Resistin, in particular, has been implicated in the progression of DR and is positively correlated with inflammatory markers such as C-reactive protein (CRP), a biomarker of vascular endothelial dysfunction (11, 47, 48). Moreover, visceral fat accumulation may further disturb glucose homeostasis through abnormal secretion of metabolic regulators like retinol-binding protein-1 and leptin, exacerbating hyperglycemia-induced retinal damage (10, 49). While these pathways offer biologically plausible mechanisms linking WWI to retinopathy, further research is required to elucidate the precise molecular and cellular processes involved.

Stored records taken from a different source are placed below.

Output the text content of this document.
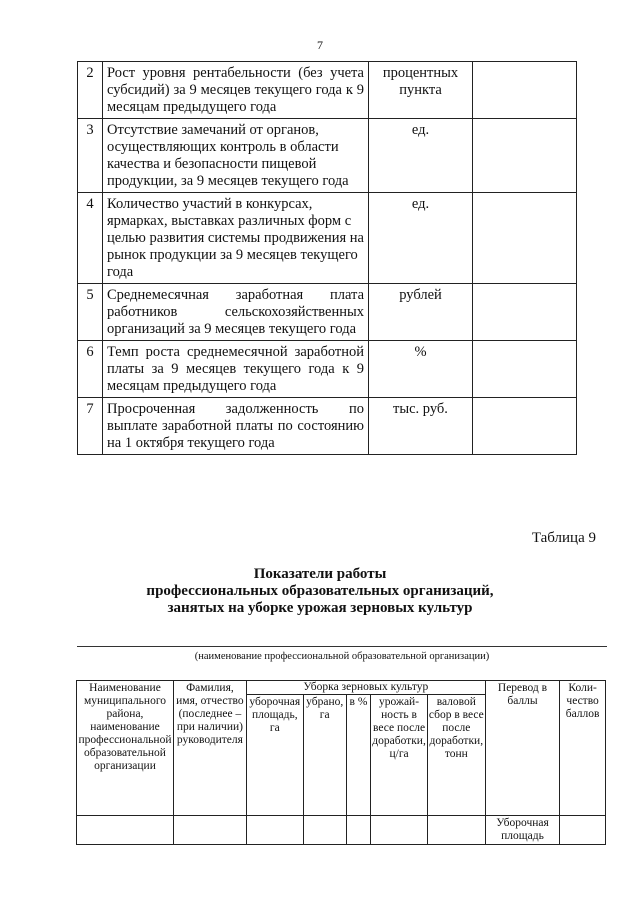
7
2	Рост уровня рентабельности (без учета субсидий) за 9 месяцев текущего года к 9 месяцам предыдущего года	процентных пункта	
3	Отсутствие замечаний от органов, осуществляющих контроль в области качества и безопасности пищевой продукции, за 9 месяцев текущего года	ед.	
4	Количество участий в конкурсах, ярмарках, выставках различных форм с целью развития системы продвижения на рынок продукции за 9 месяцев текущего года	ед.	
5	Среднемесячная заработная плата работников сельскохозяйственных организаций за 9 месяцев текущего года	рублей	
6	Темп роста среднемесячной заработной платы за 9 месяцев текущего года к 9 месяцам предыдущего года	%	
7	Просроченная задолженность по выплате заработной платы по состоянию на 1 октября текущего года	тыс. руб.	
Таблица 9
Показатели работы
профессиональных образовательных организаций,
занятых на уборке урожая зерновых культур
(наименование профессиональной образовательной организации)
Наименование муниципального района, наименование профессиональной образовательной организации	Фамилия, имя, отчество (последнее – при наличии) руководителя	Уборка зерновых культур					Перевод в баллы	Коли-чество баллов
		уборочная площадь, га	убрано, га	в %	урожай-ность в весе после доработки, ц/га	валовой сбор в весе после доработки, тонн		
							Уборочная площадь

4.4 Strengths and limitations
This study benefits from a nationally representative sample, rigorous adjustment for confounders, and advanced statistical methods (e.g., mediation analysis, non-linear modeling). However, the cross-sectional design precludes causal inference, and residual confounding (e.g., dietary patterns, physical activity) may persist. The small sample size for proliferative retinopathy (N = 28) limits precision in severity-stratified analyses, necessitating validation in larger cohorts. Additionally, retinal assessment methods (non-mydriatic photography vs. clinical grading) may lead to an underestimation of subtle lesions.
4.5 Future directions
Prospective studies should investigate whether WWI reduction through lifestyle or pharmacological interventions lowers incident retinopathy risk. Exploring other mediators (e.g., inflammatory biomarkers, endothelial dysfunction markers) could unravel additional mechanistic pathways. Finally, validating WWI's predictive performance in diverse ethnic populations and its integration into AI-based retinal screening algorithms warrants further research.
4.6 Conclusion
In conclusion, WWI emerges as a superior anthropometric indicator for retinopathy risk, transcending the limitations of conventional obesity metrics. Its association with retinopathy severity and partial mediation by HbA1c underscores the multifactorial nature of retinal microvascular disease, suggesting that interventions targeting glycemic control may help mitigate the effects of abdominal obesity on retinopathy development. However, additional longitudinal research is needed to establish the causal relationship underlying these observations.